First Reformed is a masterpiece of American cinema: an
almost timid thriller about a crisis of faith several layers deep, personal,
sexual, communal, political, and ultimately global. It is about finding hope in
times that seem hopeless, where the finding has become a true spiritual ordeal,
the askesis of both biblical and monastic tradition
In radiant distinction, Pope Francis: A Man of his Word left
me feeling infused with true hope.
I heard about Wim Wender’s documentary on NPR, including his
own words about what he was looking to accomplish, especially by the interview
with Pope Francis that is the core of the film.
I admit to being skeptical about the potential for maudlin
spiritual propaganda. Instead, I found myself totally disarmed by the power of
the film and, of course, by the power of the pope’s disarming depth of presence
and genuineness.
For the first interview, the pope is sitting in the garden,
but by the end of the film, during the answer to Wender’s final question the
camera brings you very close so that Francis is speaking to you, and his
parting words should be taken personally.
The passion this pope feels about the environment and how we
collectively abuse God’s gift and leave our children a much-diminished earth
and untold suffering for people, chiefly the poor, around the globe, bears a
certain kinship with First Reformed, but in this film it is writ large. Quite
literally, as when the whole facade of St. Peter’s Basilica, now that it has
been cleaned and returned to its white luster, was used to project a film about
the environment. Seeing it “second hand”
was impressive, but for anyone in the square it must have been mind-blowing,
150 feet high and 370 wide, filled with images of mountains of garbage on which
hundreds of families live, are baptized, marry, and die, picking over other
people’s trash to eke out sustenance.
The same is true of floating plastic and other litter choking whole
rivers or forming rafts the size of countries in our oceans. That’s only two of
the images burned into my mind.
Pope Francis’ first Encyclical, Laudate Si, whose name is
taken from the opening words of the hymn in praise of all creation composed by
Saint Francis of Assisi made it clear why the pope (no less than the Ecumenical
Patriarch Bartholomew) burns with such passion about the accountability of the
issue.
Mr. Wender punctuates the œuvre with film clips of the life
of Assisi’s poverello saint, either from an old black-and-white movie or
especially produced, but an effective way to link the pope’s namesake and the
deep roots of environmental passion.
The interview is also laced with films of the pope’s
exhausting travels. Beginning with prisons in Italy and in other countries, to
slums in his native South America, to hospitals in Africa where he embraces
individuals with compassion and tenderness, undeterred by any possibility of
contagion, mirroring Saint Francis’ encounter with lepers.

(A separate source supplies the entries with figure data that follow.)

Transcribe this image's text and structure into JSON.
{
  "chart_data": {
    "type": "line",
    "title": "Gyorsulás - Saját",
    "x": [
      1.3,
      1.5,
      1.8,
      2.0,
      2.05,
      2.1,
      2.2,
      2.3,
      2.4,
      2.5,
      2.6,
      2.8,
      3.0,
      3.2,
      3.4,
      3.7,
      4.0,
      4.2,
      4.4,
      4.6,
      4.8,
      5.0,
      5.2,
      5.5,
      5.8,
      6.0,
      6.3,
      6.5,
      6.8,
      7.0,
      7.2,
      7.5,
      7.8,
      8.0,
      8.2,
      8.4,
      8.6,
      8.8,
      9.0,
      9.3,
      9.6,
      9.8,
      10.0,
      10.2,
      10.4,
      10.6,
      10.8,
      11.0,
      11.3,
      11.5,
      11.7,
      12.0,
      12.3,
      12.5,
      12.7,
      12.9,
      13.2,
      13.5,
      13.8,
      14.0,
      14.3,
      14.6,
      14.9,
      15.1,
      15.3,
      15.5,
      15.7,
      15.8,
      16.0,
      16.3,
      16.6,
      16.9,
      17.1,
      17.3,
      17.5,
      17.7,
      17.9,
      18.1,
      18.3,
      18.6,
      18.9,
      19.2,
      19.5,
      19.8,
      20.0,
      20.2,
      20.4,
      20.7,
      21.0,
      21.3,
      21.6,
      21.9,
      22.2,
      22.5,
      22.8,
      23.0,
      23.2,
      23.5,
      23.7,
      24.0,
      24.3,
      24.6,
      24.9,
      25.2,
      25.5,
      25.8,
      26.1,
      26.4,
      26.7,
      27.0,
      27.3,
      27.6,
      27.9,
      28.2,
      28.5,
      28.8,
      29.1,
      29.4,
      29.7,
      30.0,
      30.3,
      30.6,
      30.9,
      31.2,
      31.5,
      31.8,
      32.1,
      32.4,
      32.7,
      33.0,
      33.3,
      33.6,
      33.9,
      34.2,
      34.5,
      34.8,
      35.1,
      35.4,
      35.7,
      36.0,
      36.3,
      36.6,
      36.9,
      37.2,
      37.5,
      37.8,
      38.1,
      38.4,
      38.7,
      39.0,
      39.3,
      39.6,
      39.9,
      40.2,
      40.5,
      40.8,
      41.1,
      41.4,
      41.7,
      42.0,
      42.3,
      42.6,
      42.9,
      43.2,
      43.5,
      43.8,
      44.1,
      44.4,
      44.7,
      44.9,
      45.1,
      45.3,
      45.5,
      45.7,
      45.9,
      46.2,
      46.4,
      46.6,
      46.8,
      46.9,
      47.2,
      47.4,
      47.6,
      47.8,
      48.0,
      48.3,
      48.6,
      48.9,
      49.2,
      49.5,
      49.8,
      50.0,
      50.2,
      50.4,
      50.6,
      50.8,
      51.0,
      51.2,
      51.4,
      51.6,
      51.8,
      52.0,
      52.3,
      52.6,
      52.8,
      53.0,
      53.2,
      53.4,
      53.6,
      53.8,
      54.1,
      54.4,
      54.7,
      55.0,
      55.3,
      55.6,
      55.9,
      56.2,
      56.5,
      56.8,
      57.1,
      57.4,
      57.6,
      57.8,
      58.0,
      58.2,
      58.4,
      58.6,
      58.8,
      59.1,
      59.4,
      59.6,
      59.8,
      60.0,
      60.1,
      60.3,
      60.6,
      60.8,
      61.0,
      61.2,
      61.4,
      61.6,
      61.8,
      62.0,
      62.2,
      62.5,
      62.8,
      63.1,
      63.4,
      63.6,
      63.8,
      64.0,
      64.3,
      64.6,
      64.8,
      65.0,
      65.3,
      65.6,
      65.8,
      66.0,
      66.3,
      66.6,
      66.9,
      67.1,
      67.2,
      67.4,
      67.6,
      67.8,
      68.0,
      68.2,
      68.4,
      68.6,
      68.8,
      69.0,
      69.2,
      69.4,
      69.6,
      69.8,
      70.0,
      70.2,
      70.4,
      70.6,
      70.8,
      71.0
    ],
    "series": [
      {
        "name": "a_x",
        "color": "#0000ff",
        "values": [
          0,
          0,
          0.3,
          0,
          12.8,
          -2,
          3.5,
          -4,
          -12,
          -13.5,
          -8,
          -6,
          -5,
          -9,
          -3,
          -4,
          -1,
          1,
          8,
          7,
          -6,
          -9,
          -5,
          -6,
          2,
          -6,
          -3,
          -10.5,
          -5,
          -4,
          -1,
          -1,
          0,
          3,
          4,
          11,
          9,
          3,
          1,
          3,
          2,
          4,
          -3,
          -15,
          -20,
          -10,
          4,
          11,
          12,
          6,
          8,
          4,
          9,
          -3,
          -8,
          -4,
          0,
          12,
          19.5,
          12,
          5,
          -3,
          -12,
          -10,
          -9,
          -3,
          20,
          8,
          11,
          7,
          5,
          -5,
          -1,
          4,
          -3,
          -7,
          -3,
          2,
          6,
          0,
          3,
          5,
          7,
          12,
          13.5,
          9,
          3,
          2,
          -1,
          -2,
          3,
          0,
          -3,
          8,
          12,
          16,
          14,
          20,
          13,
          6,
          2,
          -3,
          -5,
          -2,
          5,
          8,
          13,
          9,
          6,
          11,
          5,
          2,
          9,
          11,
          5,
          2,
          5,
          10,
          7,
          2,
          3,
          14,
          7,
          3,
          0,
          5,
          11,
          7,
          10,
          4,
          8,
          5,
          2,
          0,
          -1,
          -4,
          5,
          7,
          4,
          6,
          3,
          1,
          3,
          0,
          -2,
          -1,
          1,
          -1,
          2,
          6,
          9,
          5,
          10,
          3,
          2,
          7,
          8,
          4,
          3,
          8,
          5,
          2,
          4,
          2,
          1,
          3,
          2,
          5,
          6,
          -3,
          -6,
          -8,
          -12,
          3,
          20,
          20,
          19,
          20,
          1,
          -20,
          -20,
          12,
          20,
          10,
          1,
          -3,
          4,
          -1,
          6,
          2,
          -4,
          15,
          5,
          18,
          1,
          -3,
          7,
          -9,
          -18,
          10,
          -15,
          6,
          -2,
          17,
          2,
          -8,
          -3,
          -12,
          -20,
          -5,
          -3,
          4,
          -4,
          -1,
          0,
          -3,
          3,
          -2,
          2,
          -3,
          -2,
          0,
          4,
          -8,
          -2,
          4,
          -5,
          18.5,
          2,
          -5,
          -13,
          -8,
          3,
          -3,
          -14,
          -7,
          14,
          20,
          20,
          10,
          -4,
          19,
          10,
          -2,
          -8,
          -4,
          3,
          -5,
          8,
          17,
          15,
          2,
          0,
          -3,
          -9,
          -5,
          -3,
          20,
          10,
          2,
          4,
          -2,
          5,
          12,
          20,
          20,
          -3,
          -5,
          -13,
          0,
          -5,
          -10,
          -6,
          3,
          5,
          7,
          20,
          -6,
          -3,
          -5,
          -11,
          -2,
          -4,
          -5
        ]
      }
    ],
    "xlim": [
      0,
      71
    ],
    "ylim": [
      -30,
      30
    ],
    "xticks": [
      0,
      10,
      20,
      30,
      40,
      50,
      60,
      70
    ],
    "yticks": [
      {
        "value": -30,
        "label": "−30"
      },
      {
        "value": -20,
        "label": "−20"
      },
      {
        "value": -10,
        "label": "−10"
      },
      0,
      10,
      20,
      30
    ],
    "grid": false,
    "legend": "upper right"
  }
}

On the Greek island of Lesbos he was joined by Bartholomew,
Patriarch of Constantinople (the pope’s senior in the crusade to respect
creation) and the Archbishop of Athens to comfort the flood of refugees from
the bloody war in Syria. (Unfortunately they were not identified.)
But what I found most dramatic was the Pontiff’s speech
before the joint session of our Congress. He reminded our legislators to
examine the attraction of the billions of dollars our government makes by
selling arms which are then used to wreak death and suffering on so many in the
world’s crisis zones, affecting primarily the poor and marginalized.
I saw both these films in a little arts theater in a college
town about 45 minutes away, a beautiful drive to Williamstown in the northwest
corner of Massachusetts. The woman minding the concession stand, with elegant
pastries and many kinds of coffee, told me that a Roman Catholic priest in the area
had bought 50 tickets so his parish could see Pope Francis and discuss the
issues. I would like my brothers and sisters to see both films. I urge our
Companions to look for them, and to all our readers, don’t miss the chance.
After all, an Anguished Hope is still HOPE.